Abstract A novel composite photocatalyst of Bi/BiOBr-Bi5+ was successfully developed via a facile two-step procedure. The co-existence of self-doped Bi5+ and in-situ deposited Bi(M) was evidenced by X-ray diffraction, field-emission transmission electron microscope and X-ray photoelectron spectra. Its photocatalytic performance on the Rhodamine B (RhB) degradation under visible light irradiation displayed a significant improvement compared with that of Bi/BiOBr or BiOBr-Bi5+, which was mainly attributed to the synergistic effect between Bi(M) and Bi5+. For Bi(M), enhancement of visible-light absorption capacity was beneficial from surface plasmon resonance (SPR) effect while the promoted separation of photoinduced charge carriers was attributed to the formation of oxygen vacancies (OVs) and Schottky-barrier.
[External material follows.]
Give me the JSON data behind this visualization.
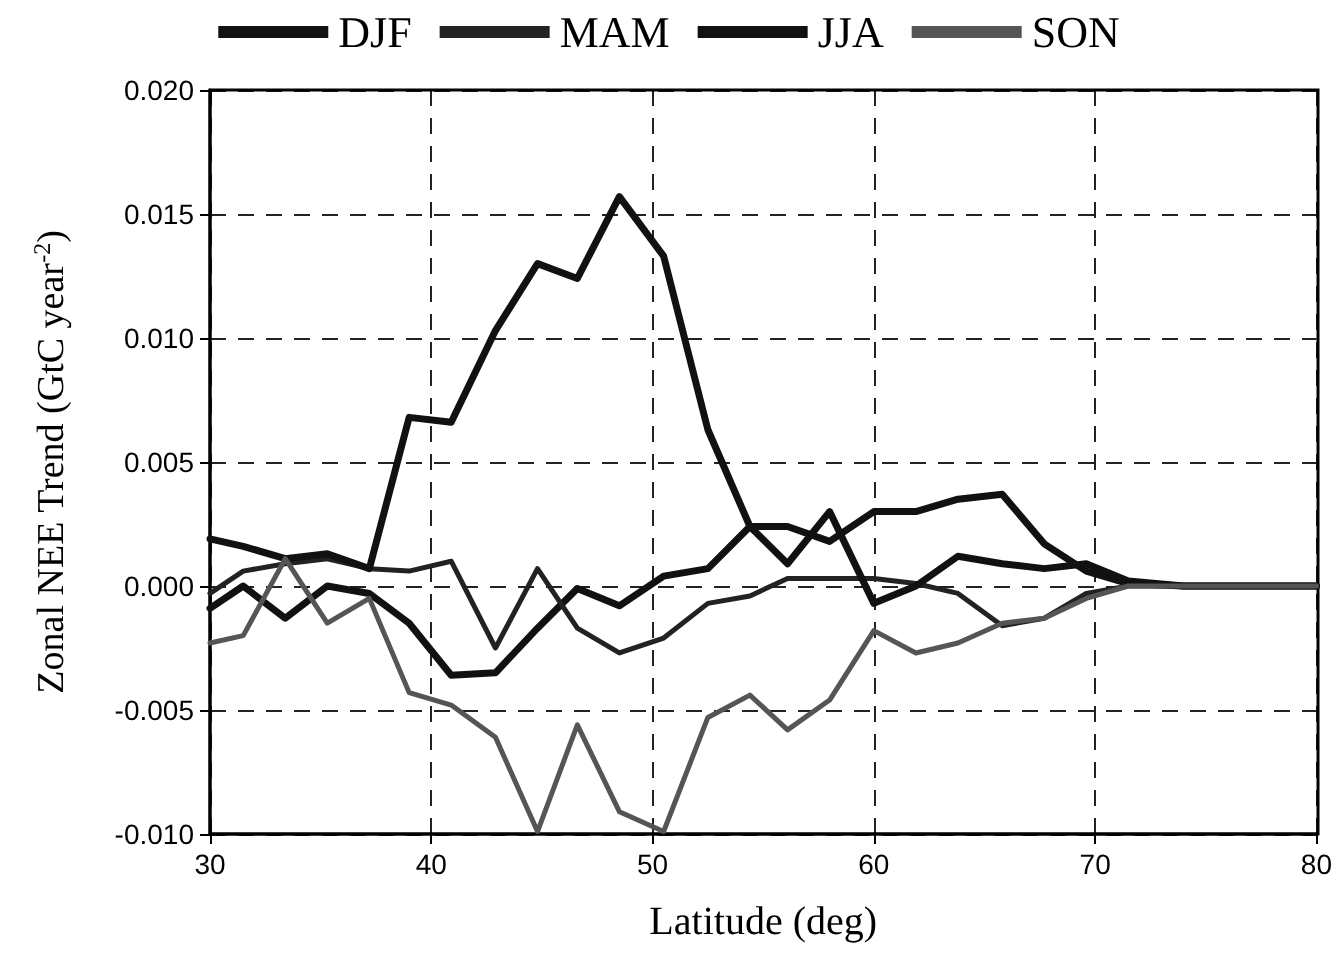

Besides, Bi(M) induced a predominant exposure of (0 1 0) facet, further enhancing photocatalytic performance. Differently, Bi5+ brought a narrowed bandgap of BiOBr in increasing the carrier density. A plausible mechanism towards RhB degradation was proposed based on analysis of electron transfer pathway and determination of dominant active species. The work offers new routes to enhance the photocatalytic performance of Bi-based materials without introducing any impurities.